Authors: Shengzhuang Chen, Long-Kai Huang, Jonathan Richard Schwarz, Yilun Du, Ying Wei

NeurIPS 2023 | Conference PDF | Archive PDF | Plain Text | LLM Run Details

Reproducibility Variable Result LLM Response
Research Type Experimental Experiments on four regression and classification datasets demonstrate the effectiveness of our proposal. In the experiments, we test EBML on both few-shot regression and image classification tasks in search for answers to the following key questions: RQ1: Whether the improved expressiveness of EBML over traditional Bayesian meta-learning methods can lead to a more accurate model of the meta-training ID task distribution, hence a more reliable OOD task detector. RQ2: Whether Energy Sum can be an effective score for detection of OOD meta-testing tasks. RQ3: Whether EBML instantiated with SOTA algorithms can exploit the meta-learned EBM prior in OOD task adaptation to achieve better prediction performance on OOD tasks.
Researcher Affiliation Collaboration 1City University of Hong Kong 2Tencent AI Lab 3University College London 4Massachusetts Institute of Technology 5Nanyang Technological University
Pseudocode Yes The complete pseudo codes for meta-training of EBML are available in Appendix E. Pseudo code for the EBML adaptation and inference algorithms described above can be found in Appendix E.
Open Source Code No The paper does not provide an explicit statement or link for the open-source code release of their methodology.
Open Datasets Yes We use the lbap-general-ic50-size ID/OOD task split in the Drug OOD [21] benchmark... Meta-dataset [49] 5-way 1-shot Classification This experiment considers image classification problems on Meta-dataset [49].
Dataset Splits No The paper specifies task domains for meta-training and meta-testing (e.g., '222/145/23 domains by molecular size for ID Train / ID Test / OOD Test' for Drug OOD), and task structures (e.g., 'Each training task consists of 2 to 5 support and 10 query points'). However, it does not explicitly detail a separate validation dataset split.

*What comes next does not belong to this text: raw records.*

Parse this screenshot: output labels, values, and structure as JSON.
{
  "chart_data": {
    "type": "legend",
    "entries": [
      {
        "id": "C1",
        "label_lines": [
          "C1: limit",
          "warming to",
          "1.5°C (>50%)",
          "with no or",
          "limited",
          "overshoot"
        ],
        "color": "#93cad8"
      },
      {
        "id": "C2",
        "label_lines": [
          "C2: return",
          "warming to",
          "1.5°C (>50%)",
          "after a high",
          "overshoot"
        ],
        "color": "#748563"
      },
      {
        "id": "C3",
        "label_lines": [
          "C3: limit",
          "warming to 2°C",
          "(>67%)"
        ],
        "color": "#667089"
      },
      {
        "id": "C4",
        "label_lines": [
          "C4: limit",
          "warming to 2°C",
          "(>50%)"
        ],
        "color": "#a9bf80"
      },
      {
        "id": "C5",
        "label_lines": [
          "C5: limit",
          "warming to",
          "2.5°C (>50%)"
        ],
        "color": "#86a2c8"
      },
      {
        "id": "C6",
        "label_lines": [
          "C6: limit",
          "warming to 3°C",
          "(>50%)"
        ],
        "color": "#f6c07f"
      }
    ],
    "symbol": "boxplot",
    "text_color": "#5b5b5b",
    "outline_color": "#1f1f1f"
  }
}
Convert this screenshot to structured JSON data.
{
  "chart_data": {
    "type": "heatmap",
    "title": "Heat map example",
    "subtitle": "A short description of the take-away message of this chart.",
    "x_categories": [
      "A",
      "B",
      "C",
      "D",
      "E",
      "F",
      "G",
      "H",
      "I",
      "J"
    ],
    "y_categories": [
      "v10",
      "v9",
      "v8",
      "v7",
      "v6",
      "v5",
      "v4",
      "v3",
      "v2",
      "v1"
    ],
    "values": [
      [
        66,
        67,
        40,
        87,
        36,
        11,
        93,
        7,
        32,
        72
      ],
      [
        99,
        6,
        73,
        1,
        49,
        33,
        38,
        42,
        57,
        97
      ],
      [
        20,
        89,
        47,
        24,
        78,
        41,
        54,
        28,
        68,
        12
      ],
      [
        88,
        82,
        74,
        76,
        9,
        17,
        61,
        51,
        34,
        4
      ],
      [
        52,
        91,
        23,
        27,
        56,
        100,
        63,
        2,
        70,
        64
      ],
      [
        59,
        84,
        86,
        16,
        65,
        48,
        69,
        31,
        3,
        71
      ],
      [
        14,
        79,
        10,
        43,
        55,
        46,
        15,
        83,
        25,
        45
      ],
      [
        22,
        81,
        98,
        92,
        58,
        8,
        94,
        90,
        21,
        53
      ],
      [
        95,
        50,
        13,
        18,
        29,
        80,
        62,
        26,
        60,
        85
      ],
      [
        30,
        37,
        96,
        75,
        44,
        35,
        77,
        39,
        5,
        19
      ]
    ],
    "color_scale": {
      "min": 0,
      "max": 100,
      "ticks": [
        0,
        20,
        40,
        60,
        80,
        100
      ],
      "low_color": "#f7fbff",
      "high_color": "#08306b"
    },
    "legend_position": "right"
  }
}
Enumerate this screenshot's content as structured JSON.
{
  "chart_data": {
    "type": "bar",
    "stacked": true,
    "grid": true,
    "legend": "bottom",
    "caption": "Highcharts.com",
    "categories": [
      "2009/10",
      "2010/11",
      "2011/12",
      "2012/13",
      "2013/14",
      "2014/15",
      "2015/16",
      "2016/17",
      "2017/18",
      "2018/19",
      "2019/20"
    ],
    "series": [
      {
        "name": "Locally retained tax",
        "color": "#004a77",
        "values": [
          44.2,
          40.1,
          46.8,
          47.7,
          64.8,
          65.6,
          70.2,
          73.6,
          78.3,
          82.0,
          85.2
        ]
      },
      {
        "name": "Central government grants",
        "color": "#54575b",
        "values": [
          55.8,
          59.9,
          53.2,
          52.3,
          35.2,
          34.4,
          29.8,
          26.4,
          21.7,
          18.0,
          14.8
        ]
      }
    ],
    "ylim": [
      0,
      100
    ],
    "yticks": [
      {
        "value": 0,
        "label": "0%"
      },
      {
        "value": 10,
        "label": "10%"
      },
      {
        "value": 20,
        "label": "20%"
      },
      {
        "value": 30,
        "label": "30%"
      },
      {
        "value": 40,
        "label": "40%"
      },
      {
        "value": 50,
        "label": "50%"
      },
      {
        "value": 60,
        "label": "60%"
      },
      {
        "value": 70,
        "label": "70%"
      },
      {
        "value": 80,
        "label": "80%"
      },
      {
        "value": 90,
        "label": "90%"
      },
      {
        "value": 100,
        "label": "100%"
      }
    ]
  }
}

Hardware Specification No The paper does not provide any specific hardware details such as GPU/CPU models, memory, or cloud instance types used for running the experiments.
Software Dependencies No The paper does not provide specific software dependencies or version numbers (e.g., Python, PyTorch, TensorFlow versions) that would be needed to replicate the experiments.
Experiment Setup Yes For more experimental details, hyper-parameter configurations, and additional experimetal results, please refer to Appendix B and C. (Appendix B.2 'Hyperparameters and Training Details' provides specific values for learning rates, batch sizes, optimizers, and training steps).